CH.FILM

Kleiner Sonntag Schweiz 2008 – 69min.

Filmkritik

Multikulti F(l)ickwerk

Filmkritik: Eduard Ulrich

Der junge Zürcher Philipp Ramspeck hat in nur zwei Wochen mit nur drei Fachleuten einen Film gedreht, der Quartierkolorit mit fantastischen Elementen kombiniert. Bei der Premiere ist einigen im Publikum übel geworden, woran nicht nur die viele Wackelhandkamera schuld war.

Philipp Ramspeck hat kürzlich die Matur abgelegt und konnte sich endlich voll und ganz seiner Leidenschaft widmen: dem Film. Er hat sich offenbar sehr für sein Projekt eingesetzt, denn er konnte seine Pläne tatsächlich realisieren, und sein Film hat es bis zur Premierenvorstellung geschafft. Vielleicht ist dieser unbedingte Wille, das Ziel zu erreichen, ein Grund für einige problematische Aspekte.
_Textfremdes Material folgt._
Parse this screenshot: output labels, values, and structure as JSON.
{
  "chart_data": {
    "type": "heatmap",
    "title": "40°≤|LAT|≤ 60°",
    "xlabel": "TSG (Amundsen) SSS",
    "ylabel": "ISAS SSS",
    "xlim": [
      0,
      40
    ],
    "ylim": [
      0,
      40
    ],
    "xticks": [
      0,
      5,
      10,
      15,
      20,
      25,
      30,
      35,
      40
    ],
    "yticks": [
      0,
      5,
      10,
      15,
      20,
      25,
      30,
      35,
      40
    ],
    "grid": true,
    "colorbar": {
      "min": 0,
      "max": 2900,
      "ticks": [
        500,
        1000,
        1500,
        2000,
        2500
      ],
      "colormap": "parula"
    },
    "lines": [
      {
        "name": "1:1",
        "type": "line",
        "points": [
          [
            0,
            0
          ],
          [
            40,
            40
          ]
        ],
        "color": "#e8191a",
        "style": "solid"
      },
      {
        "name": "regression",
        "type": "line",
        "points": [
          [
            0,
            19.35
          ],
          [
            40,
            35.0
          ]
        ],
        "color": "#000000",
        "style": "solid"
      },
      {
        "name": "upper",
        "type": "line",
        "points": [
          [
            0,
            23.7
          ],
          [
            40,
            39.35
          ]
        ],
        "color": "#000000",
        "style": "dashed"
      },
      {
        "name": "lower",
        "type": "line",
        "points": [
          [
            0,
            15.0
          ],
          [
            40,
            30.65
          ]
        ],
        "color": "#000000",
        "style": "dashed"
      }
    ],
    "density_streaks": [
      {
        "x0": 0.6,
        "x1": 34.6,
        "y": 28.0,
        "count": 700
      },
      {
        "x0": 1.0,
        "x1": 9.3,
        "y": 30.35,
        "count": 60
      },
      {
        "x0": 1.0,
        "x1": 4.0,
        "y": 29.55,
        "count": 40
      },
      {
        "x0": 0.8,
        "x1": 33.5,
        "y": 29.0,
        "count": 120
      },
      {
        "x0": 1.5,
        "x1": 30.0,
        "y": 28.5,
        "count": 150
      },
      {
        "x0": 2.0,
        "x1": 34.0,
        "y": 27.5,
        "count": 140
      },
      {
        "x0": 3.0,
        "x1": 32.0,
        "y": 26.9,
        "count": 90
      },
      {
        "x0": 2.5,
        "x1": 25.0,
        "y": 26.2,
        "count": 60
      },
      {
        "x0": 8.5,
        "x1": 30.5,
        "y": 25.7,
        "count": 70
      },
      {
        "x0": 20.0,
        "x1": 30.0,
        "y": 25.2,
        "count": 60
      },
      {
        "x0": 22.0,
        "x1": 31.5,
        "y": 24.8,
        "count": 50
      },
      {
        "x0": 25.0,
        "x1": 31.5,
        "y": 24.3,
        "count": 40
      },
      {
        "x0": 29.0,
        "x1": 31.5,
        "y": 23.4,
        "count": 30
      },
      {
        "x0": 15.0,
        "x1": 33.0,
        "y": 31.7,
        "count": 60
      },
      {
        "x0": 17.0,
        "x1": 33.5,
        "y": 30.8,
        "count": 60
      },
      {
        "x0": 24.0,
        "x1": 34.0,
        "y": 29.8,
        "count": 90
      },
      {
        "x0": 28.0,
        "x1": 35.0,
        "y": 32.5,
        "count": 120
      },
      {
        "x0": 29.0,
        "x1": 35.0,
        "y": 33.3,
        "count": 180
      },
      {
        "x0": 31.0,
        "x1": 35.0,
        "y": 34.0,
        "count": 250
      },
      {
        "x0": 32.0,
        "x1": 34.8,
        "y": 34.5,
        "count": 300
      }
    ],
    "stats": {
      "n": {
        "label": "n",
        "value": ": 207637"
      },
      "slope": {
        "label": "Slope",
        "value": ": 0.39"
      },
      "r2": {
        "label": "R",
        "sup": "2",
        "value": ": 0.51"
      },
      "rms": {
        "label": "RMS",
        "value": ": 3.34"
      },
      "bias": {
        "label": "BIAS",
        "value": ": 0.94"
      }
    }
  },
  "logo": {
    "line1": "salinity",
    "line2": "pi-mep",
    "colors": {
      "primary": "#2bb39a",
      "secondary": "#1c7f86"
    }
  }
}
Ramspeck fokussiert auf den Zürcher Kreis 3, der von eher weniger gut gestellten Personen und vielen Ausländern bewohnt und bevölkert wird. In einer losen Folge von Episoden, die nur selten Berührungspunkte aufweisen, charakterisiert er die Atmosphäre und das Lebensgefühl, indem er jeweils einige wenige Personen mit ihren Aktivitäten präsentiert. Bis auf einen professionellen Darsteller, der auch gleich zwei extreme Seiten einer Kunstfigur verkörpert, spielen sich die Laiendarsteller selbst, die Handlung wurde aber zusammen mit der Regie besprochen, Drehbuch gab's allerdings keines.

Die einzelnen Episoden sind also alles andere als zufällig, dennoch will sich kein überzeugender Gesamteindruck einstellen, denn die surrealistischen Einfälle schaffen Distanz zur eigentlichen Substanz, schwächen die Wirkung der ungefilterten, harten Realität ungewöhnlicher Figuren und randständiger Existenzen. Das Verständnis wird auch nicht durch die Tatsache erleichert, dass ein beträchtlicher Teil der ohnhin nicht üppigen Dialoge unübersetzt ist, wobei die zu hörenden asiatischen Sprachen dem breiten Publikum, sofern der Film dieses findet, nicht geläufig sein dürften.

Auch wenn der Film vor der Publikumspremiere am Filmstock Festival gezeigt wurde, so scheint es, dass die geringe Produktionszeit und das kleine Budget massive Spuren hinterließen und es nur wenige neutrale Augen gab, die dem Regisseur einen guten Rat geben oder mit Kritik die ärgsten Stolpersteine aus dem Weg räumen konnten. Wenn man dem Film also einen hochexperimentellen Charakter attestieren muss, so bezieht sich das nicht auf die Expansion filmischer Mittel und ästhetischer Kriterien, sondern auf den Entwicklungsstand von Werk und Regie. Von einer Talentprobe zu sprechen, wär hochgegriffen; besser wär es meiner Meinung nach gewesen, wenn sich Herr Ramspeck selbst noch ein paar Jahre Reifezeit gegönnt hätte, statt sich mit einem nicht wirklich fertigen Produkt an die Öffentlichkeit zu wagen.